Karl Soehnlein of OutWeek wrote that "gays and lesbians may take the spotlight on the screen, but we seem to have been overlooked as potential audience members." Overall, he concluded that "there's very little a queer viewer will gain from watching this film". Film critic Vincent Canby stated it is a "comedy of loosely strung together farcical situations that, played at half speed, elicit more good will than sustained laughter; much of the comedy, avoids good taste like the plague."

Critic Mick LaSalle said the film "turns out to be more than a disappointment, it's a disaster and a joyless laughless experience." Overall, he opined that "this is a mess, with a group of undefined characters inconsistently following the whims of a confused screenplay." Ralph Novak from People Magazine wrote that it is an "insipid film with a lamebrain script". He went on to say that Ralph Macchio, has a "comedy touch that brings to mind a wrecking ball hitting a tree house; even Idle and Martin seem desperate."
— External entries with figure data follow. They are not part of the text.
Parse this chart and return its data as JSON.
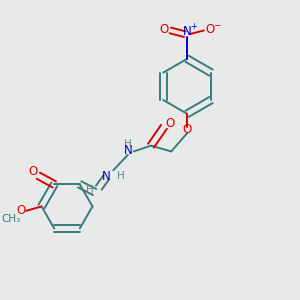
{
  "bg_color": "#e8eaea",
  "bond_color": "#3a7a7a",
  "atom_colors": {
    "O": "#dd0000",
    "N": "#0000cc",
    "C": "#3a7a7a",
    "H": "#5a8a8a"
  },
  "figsize": [
    3.0,
    3.0
  ],
  "dpi": 100,
  "lw": 1.4
}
Riese Bernard of Autostraddle was not impressed, writing that "this film is not a hidden gem, it is a shame, and therefore hidden on purpose; it's not simply terrible, it is a stain upon humanity; it is a farce without whimsy, an aggressively unfunny comedy and an allegedly LGBT-inclusive film riddled with really fucked up jokes." Bernard concluded that "its badness is inescapable, like a rotting tuna sandwich in a parked car on a hot day; a day, perhaps, with too much sun."